1974 The Yankees release what’s left of starting pitcher Sudden Sam McDowell.
1975 The Phillies trade future manger Johnny Oates to the Dodgers.
1976 Aubrey Huff is born.
1977 Seattle signs free agent first baseman Bruce Bochte.
1978 Willard Mullin, once honored as sports cartoonist of the century (largely for his creation of a Brooklyn “Bum” cartoon), dies at age 76.
1982 David Wright, Mets third baseman, is born.
1983 Milwaukee trades starting pitcher Jim Slaton to the Angels. Slaton won 117 games with the Brewers, which is still the most in franchise history.
1983 The Giants sign free agent Manny Trillo.
1984 The Yankees trade veteran shortstop Tim Foli, slugger Steve Kemp, and money to Pittsburgh for infielder Dale Berra, prospect Jay Buhner, and a third player. Buhner is the most important player here, but instead of reaping the benefit of him, the Yankees will later trade him to Seattle for an aging Ken Phelps.
1989 Boston releases longtime reliever Bob Stanley.
1989 Detroit releases former ace reliever Willie Hernandez.
1991 The Mets sign free agent second baseman Willie Randolph for the last season of his career.
1993 Seattle trades shortstop Omar Vizquel to the Indians for a pair of players and cash.
1995 Baltimore signs free agent B.J. Surhoff.
1996 Minnesota signs free agent closer Gregg Olson.
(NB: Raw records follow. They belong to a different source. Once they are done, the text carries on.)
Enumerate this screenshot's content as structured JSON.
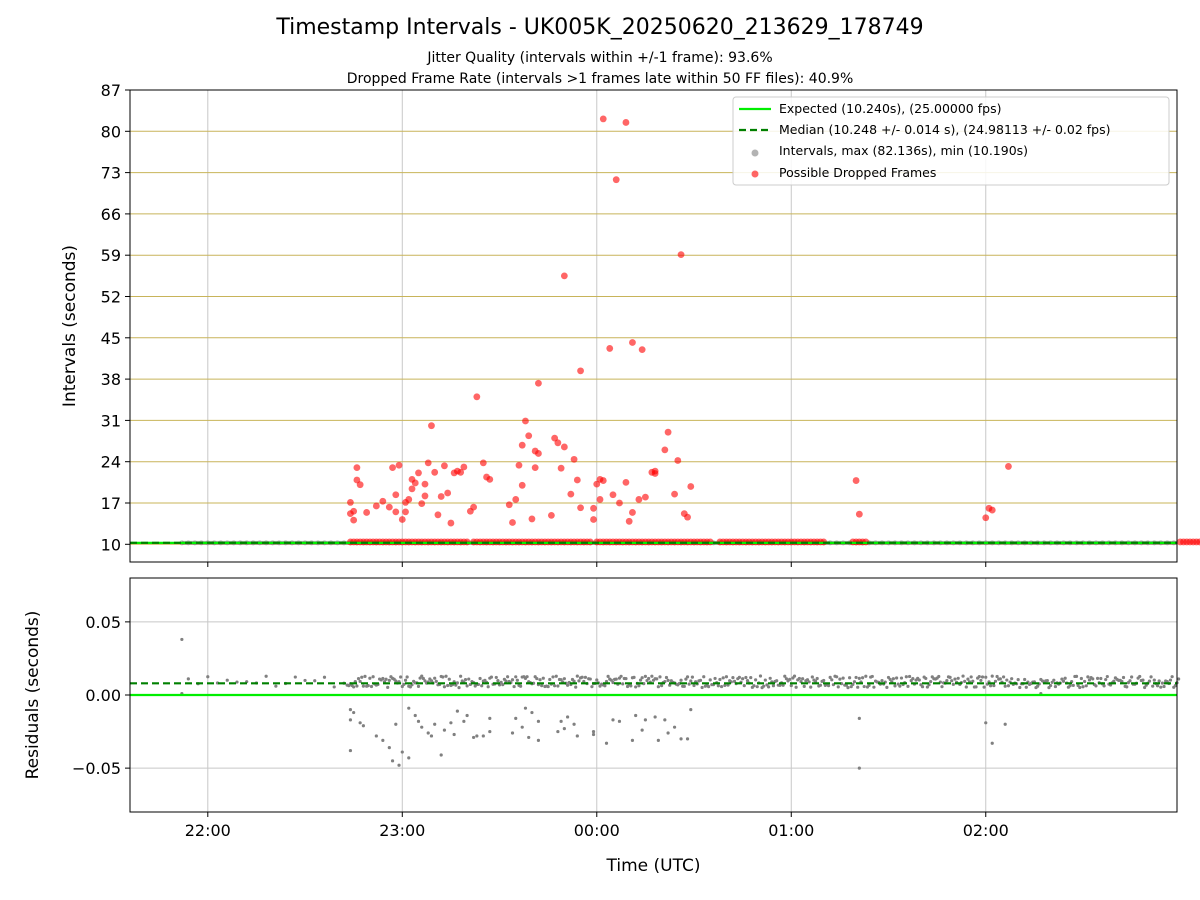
{
  "title": "Timestamp Intervals - UK005K_20250620_213629_178749",
  "subtitle_1": "Jitter Quality (intervals within +/-1 frame): 93.6%",
  "subtitle_2": "Dropped Frame Rate (intervals >1 frames late within 50 FF files): 40.9%",
  "colors": {
    "expected": "#00ee00",
    "median": "#008000",
    "intervals": "#808080",
    "dropped": "#ff0000",
    "hgrid_top": "#c8b45a",
    "vgrid": "#c8c8c8"
  },
  "chart_data": [
    {
      "type": "scatter",
      "ylabel": "Intervals (seconds)",
      "ylim": [
        7,
        87
      ],
      "yticks": [
        10,
        17,
        24,
        31,
        38,
        45,
        52,
        59,
        66,
        73,
        80,
        87
      ],
      "ytick_labels": [
        "10",
        "17",
        "24",
        "31",
        "38",
        "45",
        "52",
        "59",
        "66",
        "73",
        "80",
        "87"
      ],
      "xlim": [
        "21:36",
        "02:59"
      ],
      "xticks": [
        "22:00",
        "23:00",
        "00:00",
        "01:00",
        "02:00"
      ],
      "grid": true,
      "legend_position": "top-right",
      "legend": [
        "Expected (10.240s), (25.00000 fps)",
        "Median (10.248 +/- 0.014 s), (24.98113 +/- 0.02 fps)",
        "Intervals, max (82.136s), min (10.190s)",
        "Possible Dropped Frames"
      ],
      "series": [
        {
          "name": "Expected (10.240s), (25.00000 fps)",
          "kind": "hline",
          "y": 10.24
        },
        {
          "name": "Median (10.248 +/- 0.014 s), (24.98113 +/- 0.02 fps)",
          "kind": "hline",
          "y": 10.248
        },
        {
          "name": "Intervals, max (82.136s), min (10.190s)",
          "kind": "band",
          "x": [
            "21:52",
            "02:59"
          ],
          "y": 10.24
        },
        {
          "name": "Possible Dropped Frames",
          "kind": "scatter",
          "points": [
            [
              "22:44",
              15.2
            ],
            [
              "22:44",
              17.1
            ],
            [
              "22:45",
              14.1
            ],
            [
              "22:45",
              15.6
            ],
            [
              "22:46",
              20.9
            ],
            [
              "22:46",
              23.0
            ],
            [
              "22:47",
              20.1
            ],
            [
              "22:49",
              15.4
            ],
            [
              "22:52",
              16.5
            ],
            [
              "22:54",
              17.3
            ],
            [
              "22:56",
              16.3
            ],
            [
              "22:57",
              23.0
            ],
            [
              "22:58",
              18.4
            ],
            [
              "22:58",
              15.5
            ],
            [
              "22:59",
              23.4
            ],
            [
              "23:00",
              14.2
            ],
            [
              "23:01",
              17.1
            ],
            [
              "23:01",
              15.5
            ],
            [
              "23:02",
              17.6
            ],
            [
              "23:03",
              19.4
            ],
            [
              "23:03",
              21.0
            ],
            [
              "23:04",
              20.4
            ],
            [
              "23:05",
              22.1
            ],
            [
              "23:06",
              16.9
            ],
            [
              "23:07",
              18.2
            ],
            [
              "23:07",
              20.2
            ],
            [
              "23:08",
              23.8
            ],
            [
              "23:09",
              30.1
            ],
            [
              "23:10",
              22.2
            ],
            [
              "23:11",
              15.0
            ],
            [
              "23:12",
              18.1
            ],
            [
              "23:13",
              23.3
            ],
            [
              "23:14",
              18.7
            ],
            [
              "23:15",
              13.6
            ],
            [
              "23:16",
              22.1
            ],
            [
              "23:17",
              22.4
            ],
            [
              "23:18",
              22.2
            ],
            [
              "23:19",
              23.1
            ],
            [
              "23:21",
              15.6
            ],
            [
              "23:22",
              16.3
            ],
            [
              "23:23",
              35.0
            ],
            [
              "23:25",
              23.8
            ],
            [
              "23:26",
              21.4
            ],
            [
              "23:27",
              21.0
            ],
            [
              "23:33",
              16.7
            ],
            [
              "23:34",
              13.7
            ],
            [
              "23:35",
              17.6
            ],
            [
              "23:36",
              23.4
            ],
            [
              "23:37",
              20.0
            ],
            [
              "23:37",
              26.8
            ],
            [
              "23:38",
              30.9
            ],
            [
              "23:39",
              28.4
            ],
            [
              "23:40",
              14.3
            ],
            [
              "23:41",
              25.8
            ],
            [
              "23:41",
              23.0
            ],
            [
              "23:42",
              25.4
            ],
            [
              "23:42",
              37.3
            ],
            [
              "23:46",
              14.9
            ],
            [
              "23:47",
              28.0
            ],
            [
              "23:48",
              27.2
            ],
            [
              "23:49",
              22.9
            ],
            [
              "23:50",
              26.5
            ],
            [
              "23:50",
              55.5
            ],
            [
              "23:52",
              18.5
            ],
            [
              "23:53",
              24.4
            ],
            [
              "23:54",
              20.9
            ],
            [
              "23:55",
              16.2
            ],
            [
              "23:55",
              39.4
            ],
            [
              "23:59",
              14.2
            ],
            [
              "23:59",
              16.1
            ],
            [
              "00:00",
              20.2
            ],
            [
              "00:01",
              21.0
            ],
            [
              "00:01",
              17.6
            ],
            [
              "00:02",
              20.8
            ],
            [
              "00:02",
              82.1
            ],
            [
              "00:04",
              43.2
            ],
            [
              "00:05",
              18.4
            ],
            [
              "00:06",
              71.8
            ],
            [
              "00:07",
              17.0
            ],
            [
              "00:09",
              20.5
            ],
            [
              "00:09",
              81.5
            ],
            [
              "00:10",
              13.9
            ],
            [
              "00:11",
              15.4
            ],
            [
              "00:11",
              44.2
            ],
            [
              "00:13",
              17.6
            ],
            [
              "00:14",
              43.0
            ],
            [
              "00:15",
              18.0
            ],
            [
              "00:17",
              22.2
            ],
            [
              "00:18",
              22.0
            ],
            [
              "00:18",
              22.4
            ],
            [
              "00:21",
              26.0
            ],
            [
              "00:22",
              29.0
            ],
            [
              "00:24",
              18.5
            ],
            [
              "00:25",
              24.2
            ],
            [
              "00:26",
              59.1
            ],
            [
              "00:27",
              15.2
            ],
            [
              "00:28",
              14.6
            ],
            [
              "00:29",
              19.8
            ],
            [
              "01:20",
              20.8
            ],
            [
              "01:21",
              15.1
            ],
            [
              "02:00",
              14.5
            ],
            [
              "02:01",
              16.1
            ],
            [
              "02:02",
              15.8
            ],
            [
              "02:07",
              23.2
            ]
          ]
        }
      ]
    },
    {
      "type": "scatter",
      "ylabel": "Residuals (seconds)",
      "xlabel": "Time (UTC)",
      "ylim": [
        -0.08,
        0.08
      ],
      "yticks": [
        0.05,
        0.0,
        -0.05
      ],
      "ytick_labels": [
        "0.05",
        "0.00",
        "−0.05"
      ],
      "xlim": [
        "21:36",
        "02:59"
      ],
      "xticks": [
        "22:00",
        "23:00",
        "00:00",
        "01:00",
        "02:00"
      ],
      "xtick_labels": [
        "22:00",
        "23:00",
        "00:00",
        "01:00",
        "02:00"
      ],
      "grid": true,
      "series": [
        {
          "name": "Expected (10.240s), (25.00000 fps)",
          "kind": "hline",
          "y": 0.0
        },
        {
          "name": "Median (10.248 +/- 0.014 s), (24.98113 +/- 0.02 fps)",
          "kind": "hline",
          "y": 0.008
        },
        {
          "name": "Intervals, max (82.136s), min (10.190s)",
          "kind": "scatter",
          "band": {
            "x": [
              "21:52",
              "02:59"
            ],
            "y_range": [
              0.005,
              0.013
            ]
          },
          "points": [
            [
              "21:52",
              0.038
            ],
            [
              "21:52",
              0.001
            ],
            [
              "22:44",
              -0.01
            ],
            [
              "22:44",
              -0.017
            ],
            [
              "22:44",
              -0.038
            ],
            [
              "22:45",
              -0.012
            ],
            [
              "22:47",
              -0.019
            ],
            [
              "22:48",
              -0.021
            ],
            [
              "22:52",
              -0.028
            ],
            [
              "22:54",
              -0.031
            ],
            [
              "22:56",
              -0.036
            ],
            [
              "22:57",
              -0.045
            ],
            [
              "22:58",
              -0.02
            ],
            [
              "22:59",
              -0.048
            ],
            [
              "23:00",
              -0.039
            ],
            [
              "23:02",
              -0.043
            ],
            [
              "23:02",
              -0.009
            ],
            [
              "23:04",
              -0.014
            ],
            [
              "23:05",
              -0.018
            ],
            [
              "23:06",
              -0.022
            ],
            [
              "23:08",
              -0.026
            ],
            [
              "23:09",
              -0.028
            ],
            [
              "23:10",
              -0.02
            ],
            [
              "23:12",
              -0.041
            ],
            [
              "23:13",
              -0.024
            ],
            [
              "23:15",
              -0.019
            ],
            [
              "23:16",
              -0.027
            ],
            [
              "23:17",
              -0.011
            ],
            [
              "23:19",
              -0.018
            ],
            [
              "23:20",
              -0.014
            ],
            [
              "23:22",
              -0.029
            ],
            [
              "23:23",
              -0.028
            ],
            [
              "23:25",
              -0.028
            ],
            [
              "23:27",
              -0.025
            ],
            [
              "23:27",
              -0.016
            ],
            [
              "23:34",
              -0.026
            ],
            [
              "23:35",
              -0.016
            ],
            [
              "23:37",
              -0.022
            ],
            [
              "23:38",
              -0.009
            ],
            [
              "23:39",
              -0.029
            ],
            [
              "23:40",
              -0.012
            ],
            [
              "23:42",
              -0.018
            ],
            [
              "23:42",
              -0.031
            ],
            [
              "23:48",
              -0.025
            ],
            [
              "23:49",
              -0.018
            ],
            [
              "23:50",
              -0.023
            ],
            [
              "23:51",
              -0.015
            ],
            [
              "23:53",
              -0.02
            ],
            [
              "23:54",
              -0.028
            ],
            [
              "23:59",
              -0.027
            ],
            [
              "23:59",
              -0.025
            ],
            [
              "00:03",
              -0.033
            ],
            [
              "00:05",
              -0.017
            ],
            [
              "00:07",
              -0.018
            ],
            [
              "00:11",
              -0.031
            ],
            [
              "00:12",
              -0.014
            ],
            [
              "00:14",
              -0.024
            ],
            [
              "00:15",
              -0.017
            ],
            [
              "00:18",
              -0.015
            ],
            [
              "00:19",
              -0.031
            ],
            [
              "00:21",
              -0.017
            ],
            [
              "00:22",
              -0.026
            ],
            [
              "00:24",
              -0.022
            ],
            [
              "00:26",
              -0.03
            ],
            [
              "00:28",
              -0.03
            ],
            [
              "00:29",
              -0.01
            ],
            [
              "01:21",
              -0.016
            ],
            [
              "01:21",
              -0.05
            ],
            [
              "02:00",
              -0.019
            ],
            [
              "02:02",
              -0.033
            ],
            [
              "02:06",
              -0.02
            ],
            [
              "02:17",
              0.001
            ]
          ]
        }
      ]
    }
  ]
}
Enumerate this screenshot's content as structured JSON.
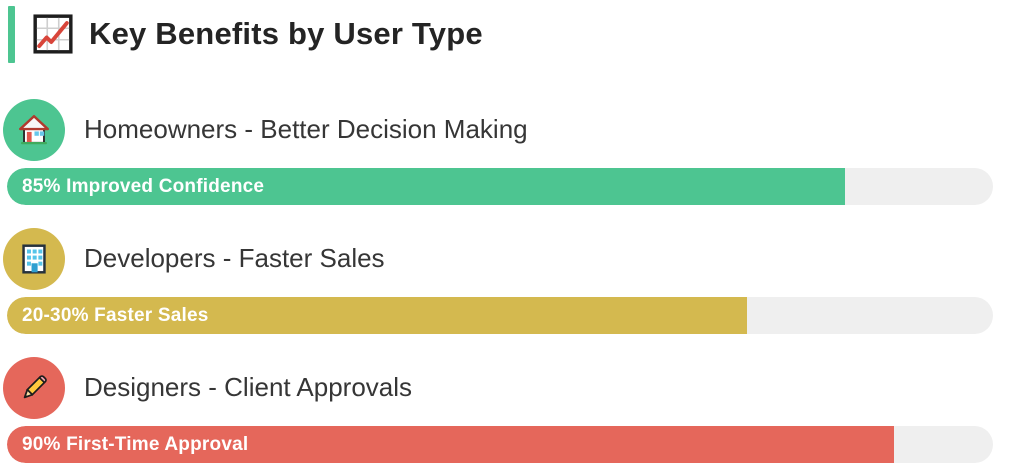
{
  "header": {
    "title": "Key Benefits by User Type",
    "accent_color": "#4DC591",
    "icon": "chart-increasing-icon"
  },
  "track_color": "#EFEFEF",
  "rows": [
    {
      "label": "Homeowners - Better Decision Making",
      "icon": "house-icon",
      "circle_color": "#4DC591",
      "bar_label": "85% Improved Confidence",
      "bar_color": "#4DC591",
      "fill_percent": 85
    },
    {
      "label": "Developers - Faster Sales",
      "icon": "office-building-icon",
      "circle_color": "#D4B94F",
      "bar_label": "20-30% Faster Sales",
      "bar_color": "#D4B94F",
      "fill_percent": 75
    },
    {
      "label": "Designers - Client Approvals",
      "icon": "pencil-icon",
      "circle_color": "#E5675B",
      "bar_label": "90% First-Time Approval",
      "bar_color": "#E5675B",
      "fill_percent": 90
    }
  ],
  "chart_data": {
    "type": "bar",
    "orientation": "horizontal",
    "title": "Key Benefits by User Type",
    "categories": [
      "Homeowners - Better Decision Making",
      "Developers - Faster Sales",
      "Designers - Client Approvals"
    ],
    "values": [
      85,
      75,
      90
    ],
    "bar_labels": [
      "85% Improved Confidence",
      "20-30% Faster Sales",
      "90% First-Time Approval"
    ],
    "bar_colors": [
      "#4DC591",
      "#D4B94F",
      "#E5675B"
    ],
    "xlim": [
      0,
      100
    ],
    "grid": false,
    "legend": false
  }
}
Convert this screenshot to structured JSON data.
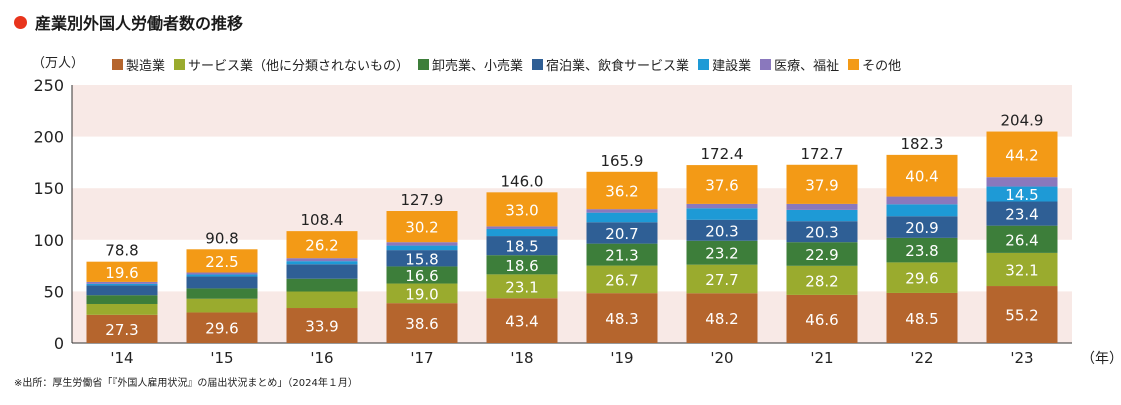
{
  "title": "産業別外国人労働者数の推移",
  "source": "※出所：厚生労働省「『外国人雇用状況』の届出状況まとめ」（2024年１月）",
  "chart_data": {
    "type": "bar",
    "stacked": true,
    "ylabel": "（万人）",
    "xlabel": "（年）",
    "ylim": [
      0,
      250
    ],
    "yticks": [
      0,
      50,
      100,
      150,
      200,
      250
    ],
    "grid": "alternating horizontal bands",
    "legend_position": "top",
    "categories": [
      "'14",
      "'15",
      "'16",
      "'17",
      "'18",
      "'19",
      "'20",
      "'21",
      "'22",
      "'23"
    ],
    "totals": [
      "78.8",
      "90.8",
      "108.4",
      "127.9",
      "146.0",
      "165.9",
      "172.4",
      "172.7",
      "182.3",
      "204.9"
    ],
    "series": [
      {
        "name": "製造業",
        "color": "#b5652d",
        "values": [
          27.3,
          29.6,
          33.9,
          38.6,
          43.4,
          48.3,
          48.2,
          46.6,
          48.5,
          55.2
        ],
        "labels": [
          "27.3",
          "29.6",
          "33.9",
          "38.6",
          "43.4",
          "48.3",
          "48.2",
          "46.6",
          "48.5",
          "55.2"
        ]
      },
      {
        "name": "サービス業（他に分類されないもの）",
        "color": "#9aab2e",
        "values": [
          10.5,
          13.3,
          16.0,
          19.0,
          23.1,
          26.7,
          27.7,
          28.2,
          29.6,
          32.1
        ],
        "labels": [
          "",
          "",
          "",
          "19.0",
          "23.1",
          "26.7",
          "27.7",
          "28.2",
          "29.6",
          "32.1"
        ]
      },
      {
        "name": "卸売業、小売業",
        "color": "#3d7e3a",
        "values": [
          8.5,
          10.0,
          12.4,
          16.6,
          18.6,
          21.3,
          23.2,
          22.9,
          23.8,
          26.4
        ],
        "labels": [
          "",
          "",
          "",
          "16.6",
          "18.6",
          "21.3",
          "23.2",
          "22.9",
          "23.8",
          "26.4"
        ]
      },
      {
        "name": "宿泊業、飲食サービス業",
        "color": "#2f5f95",
        "values": [
          9.5,
          11.5,
          14.0,
          15.8,
          18.5,
          20.7,
          20.3,
          20.3,
          20.9,
          23.4
        ],
        "labels": [
          "",
          "",
          "",
          "15.8",
          "18.5",
          "20.7",
          "20.3",
          "20.3",
          "20.9",
          "23.4"
        ]
      },
      {
        "name": "建設業",
        "color": "#1e9ad6",
        "values": [
          1.5,
          2.0,
          3.0,
          4.4,
          6.9,
          9.3,
          11.1,
          11.0,
          11.6,
          14.5
        ],
        "labels": [
          "",
          "",
          "",
          "",
          "",
          "",
          "",
          "",
          "",
          "14.5"
        ]
      },
      {
        "name": "医療、福祉",
        "color": "#8a78bd",
        "values": [
          1.9,
          1.9,
          2.9,
          3.3,
          2.5,
          3.4,
          4.3,
          5.8,
          7.5,
          9.1
        ],
        "labels": [
          "",
          "",
          "",
          "",
          "",
          "",
          "",
          "",
          "",
          ""
        ]
      },
      {
        "name": "その他",
        "color": "#f39a16",
        "values": [
          19.6,
          22.5,
          26.2,
          30.2,
          33.0,
          36.2,
          37.6,
          37.9,
          40.4,
          44.2
        ],
        "labels": [
          "19.6",
          "22.5",
          "26.2",
          "30.2",
          "33.0",
          "36.2",
          "37.6",
          "37.9",
          "40.4",
          "44.2"
        ]
      }
    ]
  }
}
This move won’t work for them.
1999 Milwaukee trades Fernando Vina to the Cardinals.
1999 Seattle signs free agent Mark McLemore, who will have a nice career for them.
2000 In Cuban baseball, Faustiano Corrales fans 22 batters, a new record for a nine-inning game down there.
2001 The Jean Yawkey Trust announces that partners will need to a unanimous vote to sell 100 percent of the club to John Henry.
2002 Chicago signs free agent starting pitcher Shawn Estes.
2005 Dodgers sign free agent Kenny Lofton.
2007 The Mariners sign Carlos Silva as a free agent. This turns out to be a terrible signing, as Silva goes 5-18 over two years with them before being traded to the Cub for the ruined shell of Milton Bradley.
2007 Philadelphia signs free agent left fielder Geoff Jenkins.
2007 Tommy Byrne, former big league pitcher, dies.
2010 Indians sign free agent Austin Kearns.
2010 The White Sox sign free agent relief pitcher Jesse Crain.
2010 The Padres sign free agent second baseman Orlando Hudson.